In the 16 months or so since it first became possible to distribute full-length feature films in single viewing windows embedded in a blog post, there’s been a lot of talk as to how a film presented in this matter might function. For Four Eyed Monsters, the first feature film made available legally in a single stream on YouTube, the embed functioned as a meme spreader for the FEM brand (and the page the embed code came from served as a revenue generator for Spout.com). At Telluride last month, Annette Insdorf talked about the embed’s value as reference point within online criticism, which is something we’ve done here on SpoutBlog, most recently with Steven’s post last week on DW Griffith’s Abraham Lincoln. Also last week, Anne Thompson suggested that Wayne Wang’s Princess of Nebraska, recently made available for streaming in full on YouTube, can serve as a marketing tool for the film Wang made concurrently, A Thousand Years of Good Prayer, which is currently in theaters. In pieces in the Los Angeles Times and the Wall Street Journal, John Horn and John Jurgensen both suggested that free streaming solutions for features are performing a kind of public service; Horn commended SnagFilms, the portal for ad-supported embeddable documentaries, for their ability to bring “important movies to audiences that otherwise might never have known the films existed,” while Jurgensen focused on Hulu and YouTube’s potential to help relieve the “glut of movies jockeying for theater screens.”

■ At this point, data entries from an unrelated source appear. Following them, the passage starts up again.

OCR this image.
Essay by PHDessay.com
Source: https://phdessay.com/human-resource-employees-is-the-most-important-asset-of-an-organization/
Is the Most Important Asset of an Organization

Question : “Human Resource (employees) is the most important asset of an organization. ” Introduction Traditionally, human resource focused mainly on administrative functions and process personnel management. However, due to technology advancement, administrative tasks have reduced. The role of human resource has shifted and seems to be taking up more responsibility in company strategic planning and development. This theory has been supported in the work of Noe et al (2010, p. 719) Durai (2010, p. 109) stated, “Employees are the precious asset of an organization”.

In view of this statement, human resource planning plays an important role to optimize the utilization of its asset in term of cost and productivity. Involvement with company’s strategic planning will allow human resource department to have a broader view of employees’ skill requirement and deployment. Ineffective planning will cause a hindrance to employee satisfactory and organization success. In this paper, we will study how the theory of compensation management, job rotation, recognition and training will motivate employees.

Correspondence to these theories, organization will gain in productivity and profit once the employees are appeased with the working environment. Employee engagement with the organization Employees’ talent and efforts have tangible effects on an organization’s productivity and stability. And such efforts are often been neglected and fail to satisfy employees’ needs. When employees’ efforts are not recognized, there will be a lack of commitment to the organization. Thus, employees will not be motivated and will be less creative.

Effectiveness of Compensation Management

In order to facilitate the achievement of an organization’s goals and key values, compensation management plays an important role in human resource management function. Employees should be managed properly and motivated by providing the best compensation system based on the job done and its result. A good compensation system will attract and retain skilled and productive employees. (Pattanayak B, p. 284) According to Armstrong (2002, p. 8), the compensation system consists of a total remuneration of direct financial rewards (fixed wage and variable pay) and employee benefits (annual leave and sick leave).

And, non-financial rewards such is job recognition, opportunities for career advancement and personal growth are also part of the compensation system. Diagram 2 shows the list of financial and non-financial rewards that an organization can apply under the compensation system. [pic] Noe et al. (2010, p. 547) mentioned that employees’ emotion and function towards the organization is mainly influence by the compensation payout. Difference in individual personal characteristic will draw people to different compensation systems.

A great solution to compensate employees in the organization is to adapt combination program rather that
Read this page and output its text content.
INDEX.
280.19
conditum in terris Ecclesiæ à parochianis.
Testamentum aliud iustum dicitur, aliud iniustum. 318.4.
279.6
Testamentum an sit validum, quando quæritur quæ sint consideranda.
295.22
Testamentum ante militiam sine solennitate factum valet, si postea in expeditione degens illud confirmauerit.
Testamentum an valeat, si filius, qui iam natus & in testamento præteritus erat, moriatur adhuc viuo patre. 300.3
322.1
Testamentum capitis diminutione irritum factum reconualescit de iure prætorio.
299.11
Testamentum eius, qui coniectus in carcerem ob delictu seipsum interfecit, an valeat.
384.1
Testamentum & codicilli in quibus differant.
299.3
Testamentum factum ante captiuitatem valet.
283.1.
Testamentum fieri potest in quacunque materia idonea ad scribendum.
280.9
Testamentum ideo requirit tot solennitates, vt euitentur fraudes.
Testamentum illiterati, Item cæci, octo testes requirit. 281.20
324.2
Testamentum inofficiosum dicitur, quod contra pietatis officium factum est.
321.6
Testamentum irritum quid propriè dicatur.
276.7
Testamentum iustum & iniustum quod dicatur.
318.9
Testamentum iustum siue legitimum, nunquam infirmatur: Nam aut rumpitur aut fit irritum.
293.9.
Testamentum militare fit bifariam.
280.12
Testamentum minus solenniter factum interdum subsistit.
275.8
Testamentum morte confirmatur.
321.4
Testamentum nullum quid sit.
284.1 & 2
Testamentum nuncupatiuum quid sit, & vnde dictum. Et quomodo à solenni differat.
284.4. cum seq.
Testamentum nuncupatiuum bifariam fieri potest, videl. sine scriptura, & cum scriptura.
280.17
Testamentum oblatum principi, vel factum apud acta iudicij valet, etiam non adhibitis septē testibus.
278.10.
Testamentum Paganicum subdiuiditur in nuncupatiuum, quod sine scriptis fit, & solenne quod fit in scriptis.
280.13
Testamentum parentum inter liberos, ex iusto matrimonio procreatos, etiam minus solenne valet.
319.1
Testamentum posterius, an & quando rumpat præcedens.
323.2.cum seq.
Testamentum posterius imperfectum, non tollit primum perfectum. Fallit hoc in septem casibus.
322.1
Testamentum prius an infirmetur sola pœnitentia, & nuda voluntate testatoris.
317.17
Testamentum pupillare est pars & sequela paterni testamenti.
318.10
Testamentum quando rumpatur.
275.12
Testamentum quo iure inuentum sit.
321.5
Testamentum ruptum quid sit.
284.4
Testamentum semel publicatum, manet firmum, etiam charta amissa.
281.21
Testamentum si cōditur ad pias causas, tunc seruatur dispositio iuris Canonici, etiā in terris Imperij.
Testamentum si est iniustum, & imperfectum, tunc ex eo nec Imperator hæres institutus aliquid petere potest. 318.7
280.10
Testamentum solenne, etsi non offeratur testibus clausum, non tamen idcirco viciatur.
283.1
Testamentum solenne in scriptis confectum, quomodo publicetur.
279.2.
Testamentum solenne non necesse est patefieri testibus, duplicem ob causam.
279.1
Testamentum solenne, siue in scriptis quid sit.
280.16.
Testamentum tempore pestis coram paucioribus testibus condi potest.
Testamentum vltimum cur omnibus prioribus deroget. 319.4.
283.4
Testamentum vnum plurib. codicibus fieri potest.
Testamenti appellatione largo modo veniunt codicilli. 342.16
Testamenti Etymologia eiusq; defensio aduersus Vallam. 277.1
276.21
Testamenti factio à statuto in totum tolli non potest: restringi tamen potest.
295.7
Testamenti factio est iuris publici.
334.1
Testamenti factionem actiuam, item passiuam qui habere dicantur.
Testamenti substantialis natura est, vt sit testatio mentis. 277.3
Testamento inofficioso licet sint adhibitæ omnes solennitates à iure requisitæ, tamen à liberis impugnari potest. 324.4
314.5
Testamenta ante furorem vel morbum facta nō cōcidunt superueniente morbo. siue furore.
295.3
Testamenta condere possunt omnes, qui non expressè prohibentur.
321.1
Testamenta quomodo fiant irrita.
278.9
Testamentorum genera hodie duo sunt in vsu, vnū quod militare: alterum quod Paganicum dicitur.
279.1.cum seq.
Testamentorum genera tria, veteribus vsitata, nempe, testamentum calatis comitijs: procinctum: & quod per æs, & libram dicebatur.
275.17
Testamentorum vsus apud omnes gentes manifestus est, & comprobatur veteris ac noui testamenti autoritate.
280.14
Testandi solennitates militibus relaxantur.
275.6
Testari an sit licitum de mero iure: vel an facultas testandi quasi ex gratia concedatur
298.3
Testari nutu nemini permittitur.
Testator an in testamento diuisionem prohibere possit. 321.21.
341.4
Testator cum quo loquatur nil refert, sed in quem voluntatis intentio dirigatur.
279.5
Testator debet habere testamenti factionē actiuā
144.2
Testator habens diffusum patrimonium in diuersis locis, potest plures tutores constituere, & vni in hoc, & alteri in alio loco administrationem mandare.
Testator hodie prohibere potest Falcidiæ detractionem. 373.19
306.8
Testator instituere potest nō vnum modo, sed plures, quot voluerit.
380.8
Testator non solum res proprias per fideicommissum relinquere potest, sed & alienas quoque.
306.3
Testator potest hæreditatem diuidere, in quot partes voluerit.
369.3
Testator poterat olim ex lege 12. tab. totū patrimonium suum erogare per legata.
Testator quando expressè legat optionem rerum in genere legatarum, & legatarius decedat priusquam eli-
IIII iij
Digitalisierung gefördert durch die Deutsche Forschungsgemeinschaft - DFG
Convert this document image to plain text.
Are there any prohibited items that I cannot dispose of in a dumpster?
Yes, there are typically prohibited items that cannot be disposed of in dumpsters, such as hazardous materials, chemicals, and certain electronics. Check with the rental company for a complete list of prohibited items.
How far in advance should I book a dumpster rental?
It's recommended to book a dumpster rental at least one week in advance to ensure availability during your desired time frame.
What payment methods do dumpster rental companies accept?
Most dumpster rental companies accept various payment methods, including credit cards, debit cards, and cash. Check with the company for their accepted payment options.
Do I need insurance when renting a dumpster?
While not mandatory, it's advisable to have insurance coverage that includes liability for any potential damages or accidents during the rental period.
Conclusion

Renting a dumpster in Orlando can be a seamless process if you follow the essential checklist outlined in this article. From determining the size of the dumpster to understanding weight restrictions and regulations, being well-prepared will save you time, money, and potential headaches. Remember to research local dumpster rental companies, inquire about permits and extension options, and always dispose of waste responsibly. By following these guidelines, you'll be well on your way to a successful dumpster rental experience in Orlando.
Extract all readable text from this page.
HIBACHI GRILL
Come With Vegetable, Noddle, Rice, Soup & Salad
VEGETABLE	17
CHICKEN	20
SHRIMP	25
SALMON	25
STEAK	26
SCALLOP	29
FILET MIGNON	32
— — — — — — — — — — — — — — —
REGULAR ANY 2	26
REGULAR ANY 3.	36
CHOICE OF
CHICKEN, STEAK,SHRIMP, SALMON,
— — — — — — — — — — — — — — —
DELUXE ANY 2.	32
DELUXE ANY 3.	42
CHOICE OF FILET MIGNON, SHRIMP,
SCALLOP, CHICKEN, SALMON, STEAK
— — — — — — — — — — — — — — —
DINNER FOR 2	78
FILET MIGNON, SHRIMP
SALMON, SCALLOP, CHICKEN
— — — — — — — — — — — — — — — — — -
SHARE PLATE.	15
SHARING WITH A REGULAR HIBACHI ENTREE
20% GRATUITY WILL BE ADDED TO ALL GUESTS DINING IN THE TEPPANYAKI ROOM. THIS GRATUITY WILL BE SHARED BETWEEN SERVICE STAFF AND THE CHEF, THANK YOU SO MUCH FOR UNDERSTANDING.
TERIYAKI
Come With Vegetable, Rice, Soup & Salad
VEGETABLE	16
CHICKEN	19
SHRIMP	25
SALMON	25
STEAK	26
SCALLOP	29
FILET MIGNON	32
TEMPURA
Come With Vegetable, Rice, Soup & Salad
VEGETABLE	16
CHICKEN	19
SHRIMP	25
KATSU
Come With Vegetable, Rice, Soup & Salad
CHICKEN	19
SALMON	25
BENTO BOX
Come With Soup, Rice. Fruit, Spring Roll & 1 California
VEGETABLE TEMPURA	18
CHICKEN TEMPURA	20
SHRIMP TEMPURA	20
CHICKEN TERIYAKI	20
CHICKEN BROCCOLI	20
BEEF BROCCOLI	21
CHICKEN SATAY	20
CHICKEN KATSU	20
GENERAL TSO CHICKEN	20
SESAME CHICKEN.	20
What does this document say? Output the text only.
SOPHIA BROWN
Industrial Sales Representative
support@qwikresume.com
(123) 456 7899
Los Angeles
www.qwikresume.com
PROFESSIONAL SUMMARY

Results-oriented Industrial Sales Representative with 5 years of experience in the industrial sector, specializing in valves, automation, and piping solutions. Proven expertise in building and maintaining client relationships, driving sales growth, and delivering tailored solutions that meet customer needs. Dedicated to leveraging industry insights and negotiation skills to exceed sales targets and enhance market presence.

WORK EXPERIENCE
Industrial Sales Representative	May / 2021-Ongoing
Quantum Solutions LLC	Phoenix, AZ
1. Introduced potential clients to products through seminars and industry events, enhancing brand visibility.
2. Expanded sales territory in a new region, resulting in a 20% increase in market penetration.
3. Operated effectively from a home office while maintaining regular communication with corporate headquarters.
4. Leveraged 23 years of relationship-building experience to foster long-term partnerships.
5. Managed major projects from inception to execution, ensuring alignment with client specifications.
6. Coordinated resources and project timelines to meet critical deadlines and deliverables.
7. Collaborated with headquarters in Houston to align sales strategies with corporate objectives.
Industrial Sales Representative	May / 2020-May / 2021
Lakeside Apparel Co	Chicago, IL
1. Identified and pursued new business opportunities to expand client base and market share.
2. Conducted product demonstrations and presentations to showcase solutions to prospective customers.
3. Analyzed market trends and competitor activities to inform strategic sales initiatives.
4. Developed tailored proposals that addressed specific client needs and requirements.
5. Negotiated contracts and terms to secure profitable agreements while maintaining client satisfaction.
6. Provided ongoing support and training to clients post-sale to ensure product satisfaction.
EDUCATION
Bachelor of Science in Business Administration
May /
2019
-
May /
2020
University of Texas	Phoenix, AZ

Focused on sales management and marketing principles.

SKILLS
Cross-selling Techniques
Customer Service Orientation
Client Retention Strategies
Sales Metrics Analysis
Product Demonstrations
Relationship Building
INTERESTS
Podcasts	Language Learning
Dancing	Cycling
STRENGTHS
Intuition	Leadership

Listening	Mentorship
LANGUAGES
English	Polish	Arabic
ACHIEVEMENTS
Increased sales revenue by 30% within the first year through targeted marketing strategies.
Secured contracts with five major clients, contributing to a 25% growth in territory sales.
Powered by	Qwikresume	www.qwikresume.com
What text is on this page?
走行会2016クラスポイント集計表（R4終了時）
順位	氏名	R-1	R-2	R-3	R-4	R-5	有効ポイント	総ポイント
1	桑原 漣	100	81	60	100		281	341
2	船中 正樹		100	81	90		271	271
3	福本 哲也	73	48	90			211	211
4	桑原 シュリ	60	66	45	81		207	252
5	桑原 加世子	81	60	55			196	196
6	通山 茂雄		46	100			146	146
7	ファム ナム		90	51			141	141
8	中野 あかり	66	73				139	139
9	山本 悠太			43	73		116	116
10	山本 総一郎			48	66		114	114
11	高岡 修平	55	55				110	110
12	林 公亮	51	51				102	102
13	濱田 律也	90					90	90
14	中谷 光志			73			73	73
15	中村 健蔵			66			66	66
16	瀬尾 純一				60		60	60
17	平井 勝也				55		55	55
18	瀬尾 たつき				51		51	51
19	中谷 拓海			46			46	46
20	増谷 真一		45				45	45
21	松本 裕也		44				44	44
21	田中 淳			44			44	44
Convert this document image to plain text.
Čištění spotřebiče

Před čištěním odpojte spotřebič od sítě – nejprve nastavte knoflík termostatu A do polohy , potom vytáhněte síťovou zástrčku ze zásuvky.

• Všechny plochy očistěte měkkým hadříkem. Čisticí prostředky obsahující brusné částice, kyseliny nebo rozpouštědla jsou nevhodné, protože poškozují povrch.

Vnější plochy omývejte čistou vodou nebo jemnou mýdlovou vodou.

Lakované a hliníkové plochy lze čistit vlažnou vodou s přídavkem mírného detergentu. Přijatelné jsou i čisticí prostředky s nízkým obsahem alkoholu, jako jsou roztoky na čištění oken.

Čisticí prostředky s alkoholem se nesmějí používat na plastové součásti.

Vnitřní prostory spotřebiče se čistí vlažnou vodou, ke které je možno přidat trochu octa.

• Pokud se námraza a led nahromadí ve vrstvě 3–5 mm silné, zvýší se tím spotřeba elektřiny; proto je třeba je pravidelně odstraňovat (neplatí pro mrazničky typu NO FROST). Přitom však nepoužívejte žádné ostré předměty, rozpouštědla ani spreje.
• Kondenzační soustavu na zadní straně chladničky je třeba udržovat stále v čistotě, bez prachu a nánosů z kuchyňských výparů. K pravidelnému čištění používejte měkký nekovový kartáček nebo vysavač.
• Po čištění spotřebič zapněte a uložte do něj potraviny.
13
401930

This is all well and good, but in most cases, up until now an argument could have be made that the “better” place to see the film in question would be on a big screen, and/or with an audience, because the assumption has been that the natural home for cinema is in a cinema, that distribution via embed is an alternative option when theatrical distribution doesn’t work out. The same can not be said for The End of America, Ricki Stern and Annie Sundberg’s non-fiction adaptation of Naomi Wolf’s book and ensuing lecture tour, which debuted on SnagFilms today. This is the first film I’ve seen that seems ideally suited to be seen as a blog embed, and not just because a good deal of the footage within was pulled from web video sources. Essentially a Top Ten list followed by a How To, it’s the first film I’ve seen that seems to have internalized the structure of the traffic-baiting blog post.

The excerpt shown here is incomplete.